Bright, indirect sunlight is recommended for indoor growth. Near a west or south-facing window is ideal, though the plant will benefit from some shelter to afternoon sun. If moving the plant outdoors, full sun to partial shade is best. The Starfish cactus is drought tolerant and prefers the soak and dry watering method. Allow the soil to dry out between waterings, then soak the soil until the water runs through the pot’s drainage holes. Dispose of collected water in the drip tray.
Allow the plant to rest during the winter by moving it to a cooler location with temperatures around 50 degrees Fahrenheit ( 10 degrees Celsius). Reduce waterings, providing just enough to keep the leaves from shriveling. Do not fertilize in the winter but begin feedings once per month in the early spring of a houseplant fertilizer diluted to half strength.
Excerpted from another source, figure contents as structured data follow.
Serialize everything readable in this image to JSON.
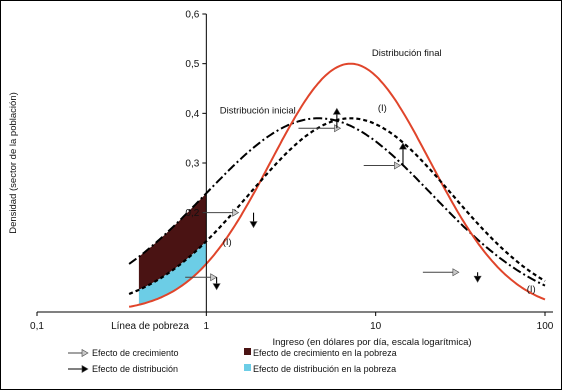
{
  "chart_data": {
    "type": "line",
    "title": "",
    "xlabel": "Ingreso (en dólares por día, escala logarítmica)",
    "ylabel": "Densidad (sector de la población)",
    "xscale": "log",
    "xlim": [
      0.1,
      100
    ],
    "ylim": [
      0,
      0.6
    ],
    "xticks": [
      "0,1",
      "1",
      "10",
      "100"
    ],
    "yticks": [
      "0,2",
      "0,3",
      "0,4",
      "0,5",
      "0,6"
    ],
    "grid": false,
    "poverty_line": {
      "x": 1,
      "label": "Línea de pobreza"
    },
    "series": [
      {
        "name": "Distribución inicial",
        "style": "dash-dot",
        "color": "#000000",
        "shape": {
          "peak_x": 4.6,
          "peak_y": 0.39,
          "sigma_log10": 0.67
        }
      },
      {
        "name": "Distribución final",
        "style": "solid",
        "color": "#e0452b",
        "shape": {
          "peak_x": 7.1,
          "peak_y": 0.5,
          "sigma_log10": 0.47
        }
      },
      {
        "name": "(I)",
        "style": "dotted",
        "color": "#000000",
        "shape": {
          "peak_x": 7.1,
          "peak_y": 0.39,
          "sigma_log10": 0.6
        }
      }
    ],
    "annotations": [
      {
        "text": "Distribución inicial",
        "x": 1.2,
        "y": 0.4
      },
      {
        "text": "Distribución final",
        "x": 9.5,
        "y": 0.515
      },
      {
        "text": "(I)",
        "x": 10.3,
        "y": 0.405
      },
      {
        "text": "(I)",
        "x": 1.25,
        "y": 0.135
      },
      {
        "text": "(I)",
        "x": 78,
        "y": 0.04
      }
    ],
    "growth_arrows": [
      {
        "x1": 0.95,
        "x2": 1.55,
        "y": 0.2
      },
      {
        "x1": 0.75,
        "x2": 1.15,
        "y": 0.07
      },
      {
        "x1": 3.5,
        "x2": 6.2,
        "y": 0.37
      },
      {
        "x1": 8.5,
        "x2": 14,
        "y": 0.295
      },
      {
        "x1": 19,
        "x2": 31,
        "y": 0.08
      }
    ],
    "distribution_arrows": [
      {
        "x": 1.9,
        "y1": 0.2,
        "y2": 0.17
      },
      {
        "x": 1.15,
        "y1": 0.07,
        "y2": 0.045
      },
      {
        "x": 5.9,
        "y1": 0.37,
        "y2": 0.41
      },
      {
        "x": 14.5,
        "y1": 0.295,
        "y2": 0.34
      },
      {
        "x": 40,
        "y1": 0.08,
        "y2": 0.06
      }
    ],
    "shaded_regions": [
      {
        "name": "Efecto de crecimiento en la pobreza",
        "color": "#4a1313"
      },
      {
        "name": "Efecto de distribución en la pobreza",
        "color": "#6ccde6"
      }
    ],
    "legend": {
      "placement": "bottom",
      "items": [
        {
          "symbol": "gray-arrow",
          "label": "Efecto de crecimiento"
        },
        {
          "symbol": "black-arrow",
          "label": "Efecto de distribución"
        },
        {
          "symbol": "dark-square",
          "label": "Efecto de crecimiento en la pobreza"
        },
        {
          "symbol": "cyan-square",
          "label": "Efecto de distribución en la pobreza"
        }
      ]
    }
  }
}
There are many beautiful varieties of flowering cactus plants to choose from. Most are easy to care for, provided you follow their sunlight, soil, and water requirements. The key to abundant blooms is allowing the flowering cacti to rest in the winter, when it diverts energy from growth into bud formation for the following season.
Flowering Cactus FAQ
Yes, most cacti make excellent houseplants. When grown indoors they often grow smaller and are easily accommodated in a pot. These plants also do well if given a spot near a sunny window.
Most flowering cactus plants will benefit from fertilizer feedings during the spring and summer months. This boost of nutrients helps give the plant energy to grow and produce more blooms.
Many varieties of cactus can be propagated by seeds collected from expired blooms. Some germinate more quickly than others. A more dependable method is to propagate from cutting offsets or stems from the mother plant and planting them. These cuttings will produce their own root system and grow into mature plants.
In general, the most common pests to watch for are mealybugs, spider mites, and aphids. A treatment with insecticidal soap will often rid your plant of these insects. Root rot is the most common disease among cacti and is a result of overwatering the plant.
In most cases, cacti are not toxic if ingested as they rely on their spikes for protection. There are some cacti species that are toxic, like the ones from the euphorbia genus, that produce a very toxic and irritating milky sap. In general, it is best to keep small children and pets away from cacti as most have spikes that will pierce the skin if touched.